Europa hingegen will «sauber» bleiben und baut mit seinem für alle verfügbaren Opensource-Ansatz einen einzigartigen Vorteil auf. Das kostet Zeit und Überzeugungskraft. Doch die großen Handelskonzerne zum Beispiel haben die Einzigartigkeit längst verstanden und erkennen den Wert, der sich zunehmend für Gesellschaft, Ökonomie und Ökologie ergibt. In diesem Sinn ist kein Grund vorhanden, die europäische GVO-Richtlinie zu ändern – die Genome Editing übrigens nicht verbietet, sondern nur einer angemessenen Regulierung unterwirft. Die Forschung ist erlaubt und findet in Deutschland erfolgreich statt. Bester Beweis ist der erwähnte Chemie-Nobelpreis 2020. Die französische Preisträgerin Charpentier – Mikrobiologin, Genetikerin und Biochemikerin – ist seit 2018 Leiterin der Max-Planck-Forschungsstelle für die Wissenschaft der Pathogene in Berlin, zuvor war sie seit 2015 Direktorin am Berliner Max-Planck-Institut für Infektionsbiologie. Welches Verbot soll sie für ihren Chemie-Nobelpreis umgangen haben?

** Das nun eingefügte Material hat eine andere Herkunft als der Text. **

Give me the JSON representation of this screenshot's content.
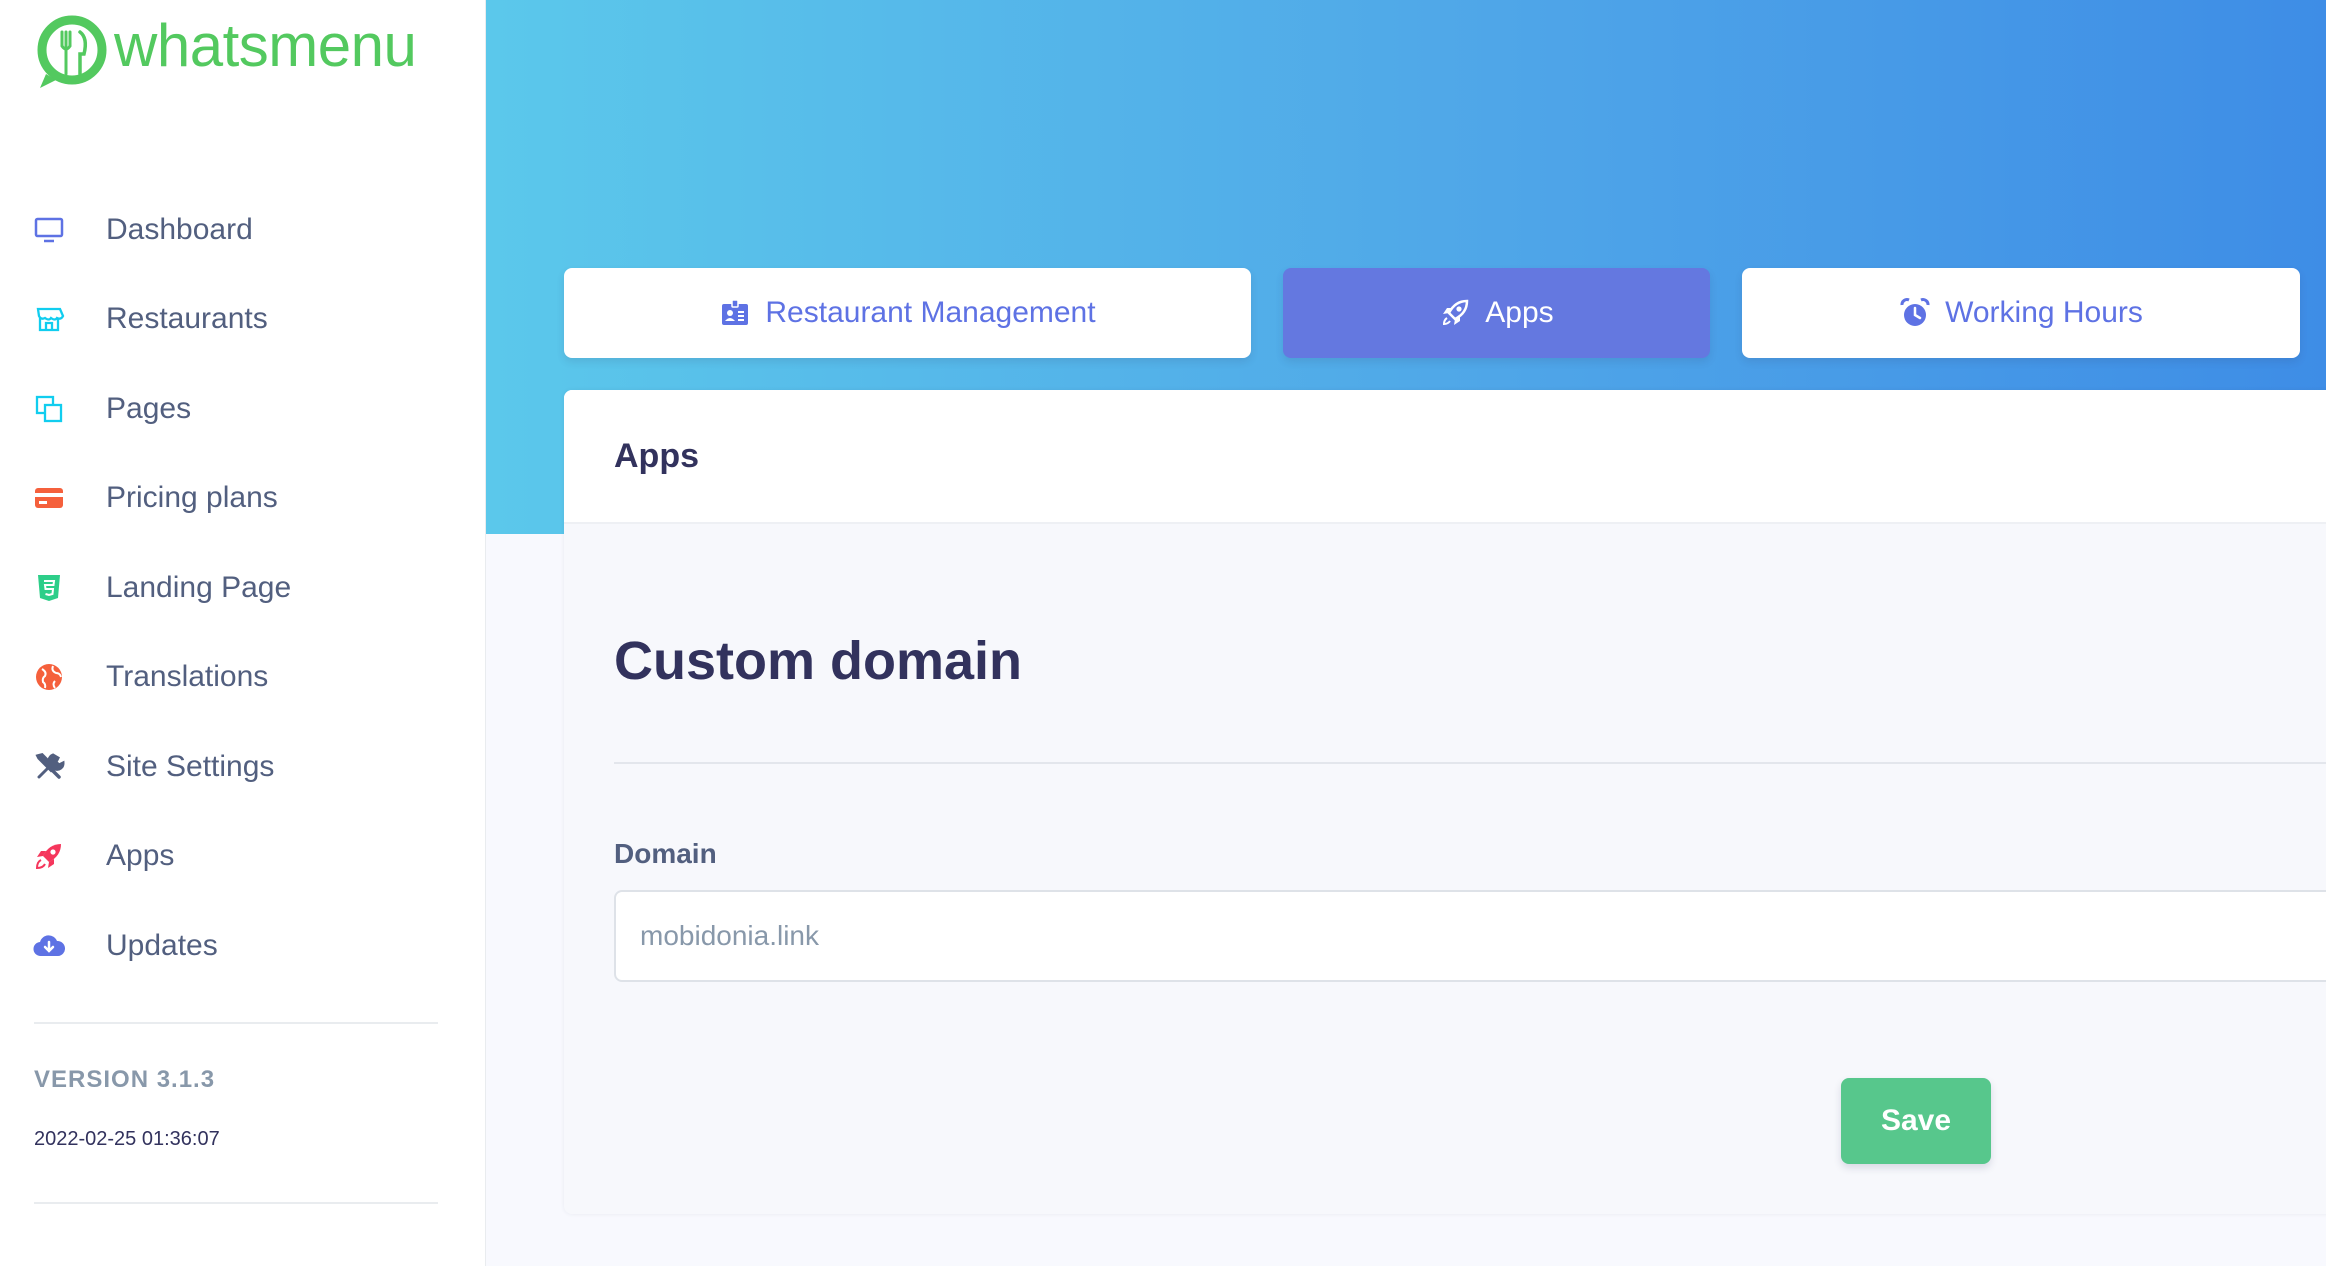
{
  "brand": {
    "name": "whatsmenu",
    "color": "#53c95f"
  },
  "sidebar": {
    "items": [
      {
        "label": "Dashboard",
        "icon": "monitor-icon",
        "color": "#5e72e4"
      },
      {
        "label": "Restaurants",
        "icon": "shop-icon",
        "color": "#11cdef"
      },
      {
        "label": "Pages",
        "icon": "pages-icon",
        "color": "#11cdef"
      },
      {
        "label": "Pricing plans",
        "icon": "credit-card-icon",
        "color": "#f5603c"
      },
      {
        "label": "Landing Page",
        "icon": "html5-icon",
        "color": "#2dce89"
      },
      {
        "label": "Translations",
        "icon": "globe-icon",
        "color": "#f5603c"
      },
      {
        "label": "Site Settings",
        "icon": "tools-icon",
        "color": "#525f7f"
      },
      {
        "label": "Apps",
        "icon": "rocket-icon",
        "color": "#f5365c"
      },
      {
        "label": "Updates",
        "icon": "cloud-download-icon",
        "color": "#5e72e4"
      }
    ],
    "version": "VERSION 3.1.3",
    "timestamp": "2022-02-25 01:36:07"
  },
  "tabs": [
    {
      "label": "Restaurant Management",
      "icon": "id-badge-icon",
      "active": false
    },
    {
      "label": "Apps",
      "icon": "rocket-icon",
      "active": true
    },
    {
      "label": "Working Hours",
      "icon": "alarm-clock-icon",
      "active": false
    }
  ],
  "card": {
    "title": "Apps",
    "section_title": "Custom domain",
    "domain_label": "Domain",
    "domain_value": "mobidonia.link",
    "save_label": "Save"
  },
  "colors": {
    "header_gradient_start": "#5bc8eb",
    "header_gradient_end": "#3e8de6",
    "active_tab": "#6478e0",
    "save_button": "#57c78c"
  }
}
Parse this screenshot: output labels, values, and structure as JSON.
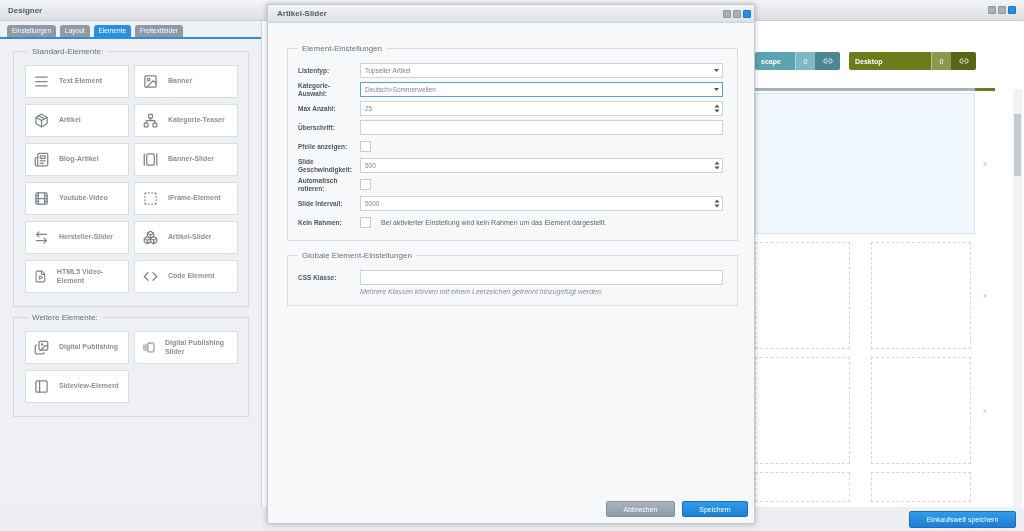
{
  "window": {
    "title": "Designer"
  },
  "tabs": [
    {
      "label": "Einstellungen",
      "selected": false
    },
    {
      "label": "Layout",
      "selected": false
    },
    {
      "label": "Elemente",
      "selected": true
    },
    {
      "label": "Freitextfelder",
      "selected": false
    }
  ],
  "groups": [
    {
      "title": "Standard-Elemente:",
      "items": [
        "Text Element",
        "Banner",
        "Artikel",
        "Kategorie-Teaser",
        "Blog-Artikel",
        "Banner-Slider",
        "Youtube-Video",
        "iFrame-Element",
        "Hersteller-Slider",
        "Artikel-Slider",
        "HTML5 Video-Element",
        "Code Element"
      ]
    },
    {
      "title": "Weitere Elemente:",
      "items": [
        "Digital Publishing",
        "Digital Publishing Slider",
        "Sideview-Element"
      ]
    }
  ],
  "canvas": {
    "devices": [
      {
        "label": "scape",
        "count": "0",
        "color": "#5ca4b1"
      },
      {
        "label": "Desktop",
        "count": "0",
        "color": "#6b7c1d"
      }
    ],
    "row_marks": [
      "x",
      "x",
      "x"
    ]
  },
  "save_button": "Einkaufswelt speichern",
  "dialog": {
    "title": "Artikel-Slider",
    "sections": [
      {
        "title": "Element-Einstellungen",
        "fields": [
          {
            "kind": "select",
            "label": "Listentyp:",
            "value": "Topseller Artikel",
            "focused": false
          },
          {
            "kind": "select",
            "label": "Kategorie-Auswahl:",
            "value": "Deutsch>Sommerwelten",
            "focused": true
          },
          {
            "kind": "number",
            "label": "Max Anzahl:",
            "value": "25",
            "focused": false
          },
          {
            "kind": "text",
            "label": "Überschrift:",
            "focused": false
          },
          {
            "kind": "checkbox",
            "label": "Pfeile anzeigen:",
            "checked": false
          },
          {
            "kind": "number",
            "label": "Slide Geschwindigkeit:",
            "value": "500",
            "focused": false
          },
          {
            "kind": "checkbox",
            "label": "Automatisch rotieren:",
            "checked": false
          },
          {
            "kind": "number",
            "label": "Slide Intervall:",
            "value": "5000",
            "focused": false
          },
          {
            "kind": "checkbox",
            "label": "Kein Rahmen:",
            "checked": false,
            "note": "Bei aktivierter Einstellung wird kein Rahmen um das Element dargestellt."
          }
        ]
      },
      {
        "title": "Globale Element-Einstellungen",
        "fields": [
          {
            "kind": "text",
            "label": "CSS Klasse:",
            "focused": false,
            "hint": "Mehrere Klassen können mit einem Leerzeichen getrennt hinzugefügt werden."
          }
        ]
      }
    ],
    "buttons": [
      {
        "kind": "cancel",
        "label": "Abbrechen"
      },
      {
        "kind": "primary",
        "label": "Speichern"
      }
    ]
  }
}
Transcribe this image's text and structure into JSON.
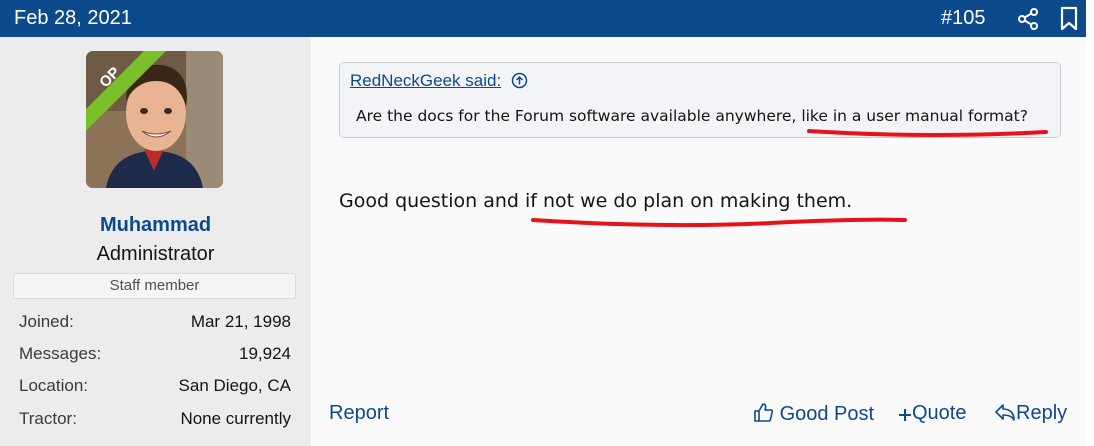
{
  "header": {
    "date": "Feb 28, 2021",
    "post_number": "#105",
    "colors": {
      "bar": "#0c4a8c",
      "text": "#ffffff"
    },
    "icons": [
      "share-icon",
      "bookmark-icon"
    ]
  },
  "user": {
    "ribbon": "OP",
    "name": "Muhammad",
    "title": "Administrator",
    "badge": "Staff member",
    "stats": [
      {
        "label": "Joined:",
        "value": "Mar 21, 1998"
      },
      {
        "label": "Messages:",
        "value": "19,924"
      },
      {
        "label": "Location:",
        "value": "San Diego, CA"
      },
      {
        "label": "Tractor:",
        "value": "None currently"
      }
    ]
  },
  "quote": {
    "author": "RedNeckGeek said:",
    "text": "Are the docs for the Forum software available anywhere, like in a user manual format?"
  },
  "post": {
    "text": "Good question and if not we do plan on making them."
  },
  "actions": {
    "report": "Report",
    "like": "Good Post",
    "quote": "Quote",
    "reply": "Reply"
  },
  "colors": {
    "link": "#0c4a8c",
    "annotation": "#e8121b"
  }
}
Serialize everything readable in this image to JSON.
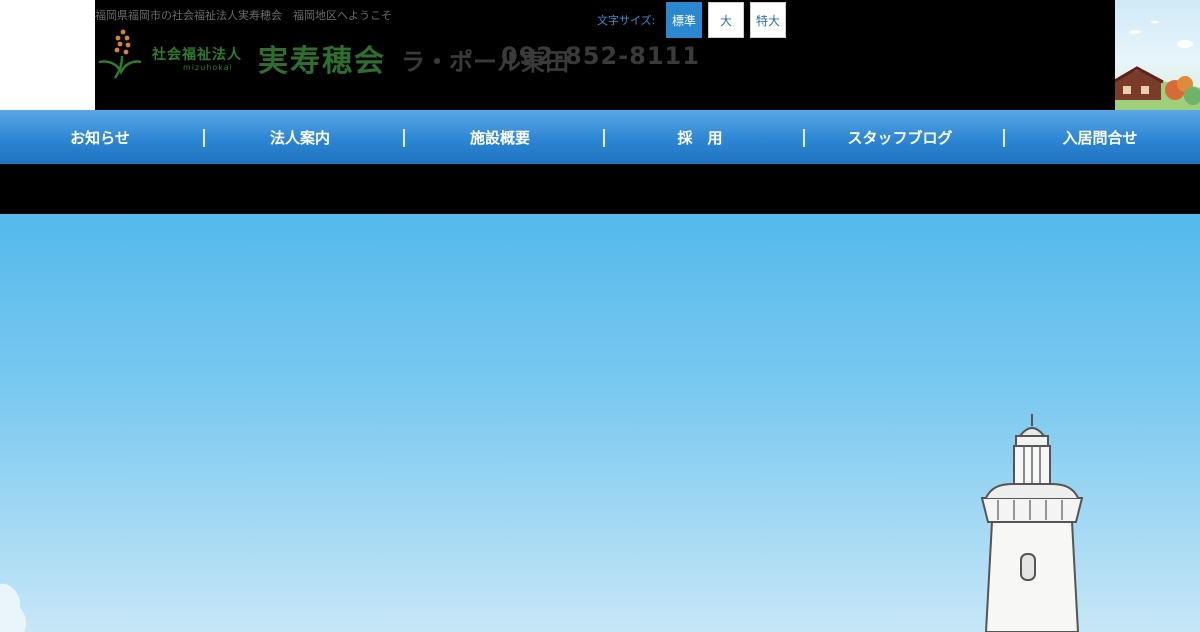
{
  "header": {
    "tagline": "福岡県福岡市の社会福祉法人実寿穂会　福岡地区へようこそ",
    "logo": {
      "small": "社会福祉法人",
      "roman": "mizuhokai",
      "main": "実寿穂会"
    },
    "facility_name": "ラ・ポール東田",
    "phone": "092-852-8111",
    "font_size": {
      "label": "文字サイズ:",
      "options": [
        "標準",
        "大",
        "特大"
      ],
      "selected": "標準"
    }
  },
  "nav": {
    "items": [
      "お知らせ",
      "法人案内",
      "施設概要",
      "採　用",
      "スタッフブログ",
      "入居問合せ"
    ]
  },
  "colors": {
    "nav_blue": "#2d86d3",
    "accent_green": "#2e7d2e",
    "sky": "#7dcaf0"
  }
}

Lange Rede, kurzer Sinn: Es ist zu früh, um potenzielle Änderungen der europäischen GVO-Richtlinie zu diskutieren. Die Forschungslandschaft ist gut aufgestellt und erlaubt es, richtungsweisende Leistungen zu zeigen. Die ernstzunehmende Kommerzialisierung der wissenschaftlichen Vorleistung scheint dagegen, zumindest im Agrarsektor, noch meilenweit hinterherzuhinken. Jedenfalls fällt dem WebBaecker ad-hoc kein marktreifes Genscheren-Resultat ein, für das mal eben kurz bewährtes GVO-Recht fallen müsste.
Die Aufweichung der GVO-Richtlinie würde ganze Branchen gefährden
«Die Anhörung vor dem Ausschuss hat erneut deutlich gezeigt, dass wir die bestehenden, bewährten Gentechnik-Regeln bewahren müssen. Sie aufzuweichen, wäre nicht nur ein Risiko für Umwelt und Gesundheit, sondern würde auch die Bio- und konventionelle «Ohne Gentechnik»-Lebensmittelwirtschaft existenziell gefährden, die zusammen in Deutschland für fast 30 Milliarden Euro Umsatz stehen. Bio und «Ohne Gentechnik» sind darauf angewiesen, ihren Kunden gentechnikfreie Produkte garantieren zu können. Das wäre kaum noch möglich, würden die Regeln nicht mehr konsequent auch für neue Gentechnikverfahren gelten», sagt Alexander Hissting, Geschäftsführer des Verbands Lebensmittel ohne Gentechnik (VLOG). «Gentechnikfreie Qualitäts-Lebensmittel stehen bei Verbrauchern hoch im Kurs. Eine Aufweichung der Regeln würde ihr Vertrauen in Produkte, Wirtschaft und Politik massiv erschüttern. Die Bundesregierung muss die aktuellen Pläne der EU-Kommission zur Deregulierung der Gentechnik stoppen.» Glücklicherweise muss nicht die gesamte EU-Kommission gestoppt werden. Es ist nur die Agrarindustrielobby, deren Macht und Einfluss – endlich – eingehegt werden müssen (Foto: pixabay.com).